Cyber Essentials Plus goes beyond baseline protection - it requires deep technical audits, including internal scan and vulnerability analysis, end-user device hardening, and multifactor authentication across endpoints. A company possessing CE+ certification signals to its partners that its systems are actively defended against common exploits. More importantly, it serves as a provable, independent validation of governance, vital in sectors handling critical or sensitive data.
The NHS now mandates CE+ as a minimum requirement for in-scope vendors accessing personal data; UK airports are following suit for service providers and contractors where government or defence data is handled. JLR’s experience further demonstrates that supply chain security and compliance audits across vendors can mean the difference between business continuity and costly shutdown.
Governance: The Bedrock of Security
Good governance is the operational backbone of compliance. It means having documented cyber risk policies, clear accountability, continuous monitoring, and board-level oversight. Effective governance involves:
Regular vulnerability assessments and penetration testing.
Mandatory employee cyber awareness training.
Ensuring that all software and hardware are patched to vendor-recommended levels.
Enforcing least privilege and multifactor authentication across critical systems.
Documenting and rehearsing incident response protocols.
Companies failing to implement these controls are demonstrably more vulnerable to cyber attacks as evidenced by recent breaches.
Cyber Essentials Plus and Jiva.ai’s Commitment
Jiva.ai holds both Cyber Essentials and Cyber Essentials Plus certifications. This demonstrates commitment to best practice and continual improvement, with rigorous independent validation. For clients, especially in healthcare, aviation and automotive, this is more than a badge - it is a guarantee that Jiva.ai’s platform is built on top of secure, compliant foundations.
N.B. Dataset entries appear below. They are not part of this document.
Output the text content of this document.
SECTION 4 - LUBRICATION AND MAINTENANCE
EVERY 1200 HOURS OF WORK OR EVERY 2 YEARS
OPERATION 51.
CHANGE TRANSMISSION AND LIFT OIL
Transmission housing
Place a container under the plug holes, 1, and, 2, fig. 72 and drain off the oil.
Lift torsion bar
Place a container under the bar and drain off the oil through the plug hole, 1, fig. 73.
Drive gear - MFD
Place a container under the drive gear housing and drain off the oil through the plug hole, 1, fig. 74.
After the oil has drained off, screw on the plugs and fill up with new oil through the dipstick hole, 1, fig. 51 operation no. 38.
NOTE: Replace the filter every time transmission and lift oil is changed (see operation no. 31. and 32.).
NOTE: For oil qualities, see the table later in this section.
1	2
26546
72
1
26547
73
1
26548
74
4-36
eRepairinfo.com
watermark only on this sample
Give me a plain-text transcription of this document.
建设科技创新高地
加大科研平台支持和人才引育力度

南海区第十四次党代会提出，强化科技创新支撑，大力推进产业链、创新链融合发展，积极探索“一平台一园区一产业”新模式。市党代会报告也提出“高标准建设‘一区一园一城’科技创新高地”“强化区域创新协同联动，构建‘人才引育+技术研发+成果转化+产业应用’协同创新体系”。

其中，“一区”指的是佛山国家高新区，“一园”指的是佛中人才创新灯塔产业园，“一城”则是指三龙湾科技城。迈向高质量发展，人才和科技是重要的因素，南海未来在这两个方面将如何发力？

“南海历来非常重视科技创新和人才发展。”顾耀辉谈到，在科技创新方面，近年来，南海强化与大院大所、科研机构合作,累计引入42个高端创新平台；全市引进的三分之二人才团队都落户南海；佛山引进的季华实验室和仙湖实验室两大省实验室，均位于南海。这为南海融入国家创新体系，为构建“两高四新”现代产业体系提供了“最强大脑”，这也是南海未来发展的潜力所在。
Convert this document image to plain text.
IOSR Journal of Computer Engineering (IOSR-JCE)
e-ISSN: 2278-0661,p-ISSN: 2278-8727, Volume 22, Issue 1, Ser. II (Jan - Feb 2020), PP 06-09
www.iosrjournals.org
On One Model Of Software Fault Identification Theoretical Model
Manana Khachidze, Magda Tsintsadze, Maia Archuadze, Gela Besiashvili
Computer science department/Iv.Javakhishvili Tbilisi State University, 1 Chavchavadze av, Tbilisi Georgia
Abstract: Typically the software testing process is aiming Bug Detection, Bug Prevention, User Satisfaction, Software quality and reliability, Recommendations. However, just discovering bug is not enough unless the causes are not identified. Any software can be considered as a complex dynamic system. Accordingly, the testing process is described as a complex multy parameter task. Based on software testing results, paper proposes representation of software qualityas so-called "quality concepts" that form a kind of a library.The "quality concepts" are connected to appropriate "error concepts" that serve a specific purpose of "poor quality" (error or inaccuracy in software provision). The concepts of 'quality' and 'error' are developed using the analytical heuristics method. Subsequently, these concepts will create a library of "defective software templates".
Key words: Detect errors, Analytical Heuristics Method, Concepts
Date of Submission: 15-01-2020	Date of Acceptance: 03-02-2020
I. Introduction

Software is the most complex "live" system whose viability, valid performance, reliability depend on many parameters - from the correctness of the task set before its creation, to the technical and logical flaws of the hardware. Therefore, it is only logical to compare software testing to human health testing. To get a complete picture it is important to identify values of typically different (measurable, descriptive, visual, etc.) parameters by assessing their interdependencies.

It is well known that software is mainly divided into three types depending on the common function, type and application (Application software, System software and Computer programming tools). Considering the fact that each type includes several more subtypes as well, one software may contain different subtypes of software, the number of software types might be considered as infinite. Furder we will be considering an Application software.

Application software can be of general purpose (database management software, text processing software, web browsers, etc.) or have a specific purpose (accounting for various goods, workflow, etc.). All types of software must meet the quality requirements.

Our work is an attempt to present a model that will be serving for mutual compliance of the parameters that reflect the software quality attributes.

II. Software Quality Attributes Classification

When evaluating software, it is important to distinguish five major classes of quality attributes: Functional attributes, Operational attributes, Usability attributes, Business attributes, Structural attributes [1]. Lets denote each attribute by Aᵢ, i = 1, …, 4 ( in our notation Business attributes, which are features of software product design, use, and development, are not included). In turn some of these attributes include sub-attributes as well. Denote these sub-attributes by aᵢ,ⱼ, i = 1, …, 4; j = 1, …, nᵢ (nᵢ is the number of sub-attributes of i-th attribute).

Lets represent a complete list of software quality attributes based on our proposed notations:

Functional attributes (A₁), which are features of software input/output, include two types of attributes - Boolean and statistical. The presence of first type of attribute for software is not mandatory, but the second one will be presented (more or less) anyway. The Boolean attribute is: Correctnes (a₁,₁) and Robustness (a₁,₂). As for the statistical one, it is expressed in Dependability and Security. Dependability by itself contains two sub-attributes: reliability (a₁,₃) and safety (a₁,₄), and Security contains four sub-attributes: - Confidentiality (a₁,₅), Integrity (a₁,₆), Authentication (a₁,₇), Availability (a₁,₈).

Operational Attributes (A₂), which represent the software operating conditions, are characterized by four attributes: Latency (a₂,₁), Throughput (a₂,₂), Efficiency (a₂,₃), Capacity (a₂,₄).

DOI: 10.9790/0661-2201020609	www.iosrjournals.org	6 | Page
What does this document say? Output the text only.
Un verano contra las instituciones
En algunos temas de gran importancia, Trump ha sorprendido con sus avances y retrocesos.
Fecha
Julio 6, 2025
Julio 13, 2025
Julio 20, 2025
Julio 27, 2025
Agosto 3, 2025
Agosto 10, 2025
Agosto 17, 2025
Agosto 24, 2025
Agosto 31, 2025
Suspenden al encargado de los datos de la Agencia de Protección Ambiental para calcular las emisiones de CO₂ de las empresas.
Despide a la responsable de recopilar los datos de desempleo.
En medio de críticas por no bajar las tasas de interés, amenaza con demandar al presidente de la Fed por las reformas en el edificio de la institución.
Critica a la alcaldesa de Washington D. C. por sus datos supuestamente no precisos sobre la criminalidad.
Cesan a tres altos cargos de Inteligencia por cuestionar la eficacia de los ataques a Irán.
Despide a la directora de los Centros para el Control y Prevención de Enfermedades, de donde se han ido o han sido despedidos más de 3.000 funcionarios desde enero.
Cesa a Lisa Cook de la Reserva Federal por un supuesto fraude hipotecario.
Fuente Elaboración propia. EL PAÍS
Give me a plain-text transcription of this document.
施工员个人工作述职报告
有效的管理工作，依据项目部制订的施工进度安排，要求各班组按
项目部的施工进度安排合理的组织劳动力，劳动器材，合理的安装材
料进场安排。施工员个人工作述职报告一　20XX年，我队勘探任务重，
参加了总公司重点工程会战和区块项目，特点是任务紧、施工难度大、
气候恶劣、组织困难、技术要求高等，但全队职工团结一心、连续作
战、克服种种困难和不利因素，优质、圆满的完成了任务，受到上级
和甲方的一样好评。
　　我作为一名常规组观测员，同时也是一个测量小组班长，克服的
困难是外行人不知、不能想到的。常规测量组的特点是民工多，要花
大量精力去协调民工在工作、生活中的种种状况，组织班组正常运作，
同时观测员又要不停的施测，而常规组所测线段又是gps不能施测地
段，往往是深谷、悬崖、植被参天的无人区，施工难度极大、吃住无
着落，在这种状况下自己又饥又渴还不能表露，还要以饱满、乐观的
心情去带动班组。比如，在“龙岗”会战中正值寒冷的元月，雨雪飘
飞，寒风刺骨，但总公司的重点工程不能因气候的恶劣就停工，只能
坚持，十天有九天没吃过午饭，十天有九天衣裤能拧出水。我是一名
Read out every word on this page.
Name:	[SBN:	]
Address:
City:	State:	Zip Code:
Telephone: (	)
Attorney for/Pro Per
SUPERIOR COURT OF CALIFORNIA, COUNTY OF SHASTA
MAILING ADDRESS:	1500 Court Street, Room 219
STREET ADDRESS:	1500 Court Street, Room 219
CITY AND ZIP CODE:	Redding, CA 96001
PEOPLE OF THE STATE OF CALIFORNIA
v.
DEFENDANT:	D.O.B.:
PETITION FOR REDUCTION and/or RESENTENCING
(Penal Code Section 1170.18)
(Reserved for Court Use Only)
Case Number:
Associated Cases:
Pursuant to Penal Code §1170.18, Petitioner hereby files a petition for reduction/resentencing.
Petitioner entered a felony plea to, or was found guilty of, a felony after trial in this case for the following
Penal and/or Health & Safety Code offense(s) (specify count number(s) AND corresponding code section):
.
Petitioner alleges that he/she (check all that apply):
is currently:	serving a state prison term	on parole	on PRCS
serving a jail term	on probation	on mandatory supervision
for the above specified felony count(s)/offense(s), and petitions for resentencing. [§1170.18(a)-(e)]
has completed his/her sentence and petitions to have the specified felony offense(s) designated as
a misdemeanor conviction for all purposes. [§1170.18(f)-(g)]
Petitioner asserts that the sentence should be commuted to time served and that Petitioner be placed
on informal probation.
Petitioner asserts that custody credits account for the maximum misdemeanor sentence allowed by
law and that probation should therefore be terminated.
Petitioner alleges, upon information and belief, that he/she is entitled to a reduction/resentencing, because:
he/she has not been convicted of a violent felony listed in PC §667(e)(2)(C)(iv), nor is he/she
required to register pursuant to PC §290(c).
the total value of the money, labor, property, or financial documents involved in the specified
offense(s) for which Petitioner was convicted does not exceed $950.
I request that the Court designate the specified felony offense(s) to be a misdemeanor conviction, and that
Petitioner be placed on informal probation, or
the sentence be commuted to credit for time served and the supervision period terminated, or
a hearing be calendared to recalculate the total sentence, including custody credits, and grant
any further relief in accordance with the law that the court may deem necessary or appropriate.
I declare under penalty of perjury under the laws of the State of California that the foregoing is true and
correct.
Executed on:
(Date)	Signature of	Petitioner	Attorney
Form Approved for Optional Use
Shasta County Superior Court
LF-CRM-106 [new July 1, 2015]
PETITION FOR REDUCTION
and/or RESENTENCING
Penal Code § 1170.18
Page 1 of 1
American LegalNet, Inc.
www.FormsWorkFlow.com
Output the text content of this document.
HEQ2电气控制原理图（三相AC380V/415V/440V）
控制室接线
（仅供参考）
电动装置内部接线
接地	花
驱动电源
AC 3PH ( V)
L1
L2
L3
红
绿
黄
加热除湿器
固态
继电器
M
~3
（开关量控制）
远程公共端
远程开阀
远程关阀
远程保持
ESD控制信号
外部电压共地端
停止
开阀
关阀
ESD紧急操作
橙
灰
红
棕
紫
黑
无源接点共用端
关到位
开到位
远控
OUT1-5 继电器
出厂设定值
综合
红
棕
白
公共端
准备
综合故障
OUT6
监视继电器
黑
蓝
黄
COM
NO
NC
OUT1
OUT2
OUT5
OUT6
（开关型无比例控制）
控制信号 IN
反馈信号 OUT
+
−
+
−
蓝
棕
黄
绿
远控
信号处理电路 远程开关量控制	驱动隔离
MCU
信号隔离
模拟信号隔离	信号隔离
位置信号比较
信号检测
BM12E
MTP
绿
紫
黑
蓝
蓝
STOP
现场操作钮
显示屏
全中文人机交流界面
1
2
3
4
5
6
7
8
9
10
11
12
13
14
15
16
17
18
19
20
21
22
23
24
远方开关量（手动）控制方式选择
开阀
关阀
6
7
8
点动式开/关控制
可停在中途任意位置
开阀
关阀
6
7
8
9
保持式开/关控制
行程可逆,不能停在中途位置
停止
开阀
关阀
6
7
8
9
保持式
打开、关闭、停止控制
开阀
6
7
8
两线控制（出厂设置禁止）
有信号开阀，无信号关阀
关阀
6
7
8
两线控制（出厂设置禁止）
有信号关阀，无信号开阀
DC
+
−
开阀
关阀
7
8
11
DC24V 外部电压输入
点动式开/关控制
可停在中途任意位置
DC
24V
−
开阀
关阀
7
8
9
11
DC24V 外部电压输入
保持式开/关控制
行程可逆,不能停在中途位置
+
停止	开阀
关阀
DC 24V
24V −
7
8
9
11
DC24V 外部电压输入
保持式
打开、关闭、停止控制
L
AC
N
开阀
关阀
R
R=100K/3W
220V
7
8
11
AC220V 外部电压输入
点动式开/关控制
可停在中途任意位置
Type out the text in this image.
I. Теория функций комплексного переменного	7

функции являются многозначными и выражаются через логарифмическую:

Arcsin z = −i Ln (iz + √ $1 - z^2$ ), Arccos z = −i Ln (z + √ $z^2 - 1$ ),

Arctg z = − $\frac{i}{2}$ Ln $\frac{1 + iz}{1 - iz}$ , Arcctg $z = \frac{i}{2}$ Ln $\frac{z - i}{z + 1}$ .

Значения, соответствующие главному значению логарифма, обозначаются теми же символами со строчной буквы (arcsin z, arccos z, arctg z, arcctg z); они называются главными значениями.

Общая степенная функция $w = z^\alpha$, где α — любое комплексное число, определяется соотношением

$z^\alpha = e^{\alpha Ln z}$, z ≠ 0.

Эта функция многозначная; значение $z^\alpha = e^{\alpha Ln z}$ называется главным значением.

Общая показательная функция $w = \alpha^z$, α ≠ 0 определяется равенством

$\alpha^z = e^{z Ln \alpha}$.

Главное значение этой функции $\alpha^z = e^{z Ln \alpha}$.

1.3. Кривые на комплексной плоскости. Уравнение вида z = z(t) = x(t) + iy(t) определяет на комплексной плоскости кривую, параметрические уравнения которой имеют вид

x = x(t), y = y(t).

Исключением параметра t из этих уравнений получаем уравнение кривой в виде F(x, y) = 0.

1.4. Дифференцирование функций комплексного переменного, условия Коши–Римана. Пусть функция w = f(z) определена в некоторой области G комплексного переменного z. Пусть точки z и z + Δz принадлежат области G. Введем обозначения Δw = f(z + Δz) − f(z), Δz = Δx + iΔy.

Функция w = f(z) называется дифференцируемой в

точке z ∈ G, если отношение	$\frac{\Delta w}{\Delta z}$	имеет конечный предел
AI Agents for Cyber Defence: Jiva.ai in Action
Modern compliance is not static. Threats evolve and defence must be adaptive. Jiva.ai’s platform enables rapid deployment of bespoke cyber defence agents - AI systems that autonomously monitor, detect, and respond to threats.
Example use cases with Jiva.ai:
Real-time Intrusion Detection: Train AI agents on security event logs to flag anomalous lateral movement and privilege escalation attempts, enabling zero-delay incident alerting.
Phishing Response Automation: Deploy models that analyse inbound email and chat for malicious content, validating links and attachments before users interact. The system can quarantine or alert without human intervention.
Supply Chain Risk Monitoring: Aggregate supplier audit data and transactional activity to build predictive risk models, enabling proactive identification of risky vendors prior to onboarding.
External Vulnerability Scanning: Continuously scan exposed assets with AI-driven heuristics, prioritise patch actions, and alert IT teams to critical exposures or misconfigurations.
These agents can be orchestrated and integrated using the Jiva.ai platform’s API-driven architecture, providing custom dashboards, automated workflows, and powerful reporting capabilities tailored to sector-specific needs.
Lets Talk…
Compliance is not a static obligation but a dynamic, foundational defence against today’s sophisticated attacks. As real-world breaches continue to demonstrate, certifications like Cyber Essentials Plus are both a technical shield and market differentiator. With platforms like Jiva.ai, organisations can move beyond compliance, deploying intelligent AI agents that continuously monitor, defend, and adapt. For critical infrastructure and essential sectors, this is the new standard in building and safeguarding digital trust.